K Closest Numbers In Sorted Array

Given a target number, a non-negative integer k and an integer array A sorted in ascending order,
find the k closest numbers to target in A, sorted in ascending order by the difference between the number and target.
Otherwise, sorted in ascending order by number if the difference is same.

Example
Given A = [1, 2, 3], target = 2 and k = 3, return [2, 1, 3].

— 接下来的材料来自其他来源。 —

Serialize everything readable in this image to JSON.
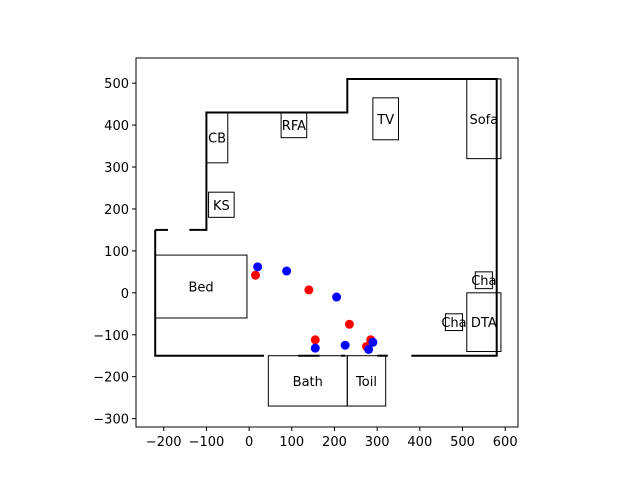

Given A = [1, 4, 6, 8], target = 3 and k = 3, return [4, 1, 6].

Challenge

O(logn + k) time complexity.

Tags Expand

Binary Search Two Pointers

最先想到的思路

• 自己建立一个Element类,对value已经difference进行两次排序即可 O(nlogn)
• 后边比较长的数组的时候超时了

public class Solution {
    /**
     * @param A an integer array
     * @param target an integer
     * @param k a non-negative integer
     * @return an integer array
     */
    class Element {
        private int value;
        private int difference;
        Element(int value, int difference) {
            this.value = value;
            this.difference = difference;
        }

    }

    public int[] kClosestNumbers(int[] A, int target, int k) {
        // Write your code here
        if (A == null || A.length < k || k <= 0) {
            return new int[0];
        }

        ArrayList<Element> list = new ArrayList<Element>();
        int[] result = new int[k];
        for (int i = 0; i < A.length; i++) {
            int difference = Math.abs(A[i] - target);
            Element element = new Element(A[i], difference);
            list.add(element);
        }

        Collections.sort(list, new Comparator<Element>(){
            public int compare(Element e1, Element e2) {
                if (e1.difference == e2.difference) {
                    return e1.value - e2.value;
                } else {
                    return e1.difference - e2.difference;
                }
            }
        });

        for (int i = 0; i < k; i++) {
            result[i] = list.get(i).value;
        }

        return result;
    }
}

优化解法

• 先通过二分法找到最接近的点
• 再通过最接近的点找左右k个加入,这个时候用了两根指针
• 注意最近的左右不能超过[0, A.length]的这个范围

public class Solution {
    /**
     * @param A an integer array
     * @param target an integer
     * @param k a non-negative integer
     * @return an integer array
     */

    public int[] kClosestNumbers(int[] A, int target, int k) {
        // Write your code here
        if (A == null || A.length < k || k <= 0) {
            return new int[0];
        }

        int[] result = new int[k];

        int start = 0;
        int end = A.length;

        while (start < end - 1) {
            int mid = start + (end - start) / 2;
            if (A[mid] >= target) {
                end = mid;
            } else {
                start = mid;
            }
        }

        int startIndex = Math.max(0, start - k + 1);
        int endIndex = Math.min(A.length - 1, end + k - 1);

        for (int i = 0; i < k; i++) {
            int startDiff = (start < 0) ? Integer.MAX_VALUE : Math.abs(A[start] - target);
            int endDiff = (end >= A.length) ? Integer.MAX_VALUE : Math.abs(A[end] - target);
            if (startDiff <= endDiff) {
                result[i] = A[start];
                start--;
            } else {
                result[i] = A[end];
                end++;
            }

        }

        return result;
    }
}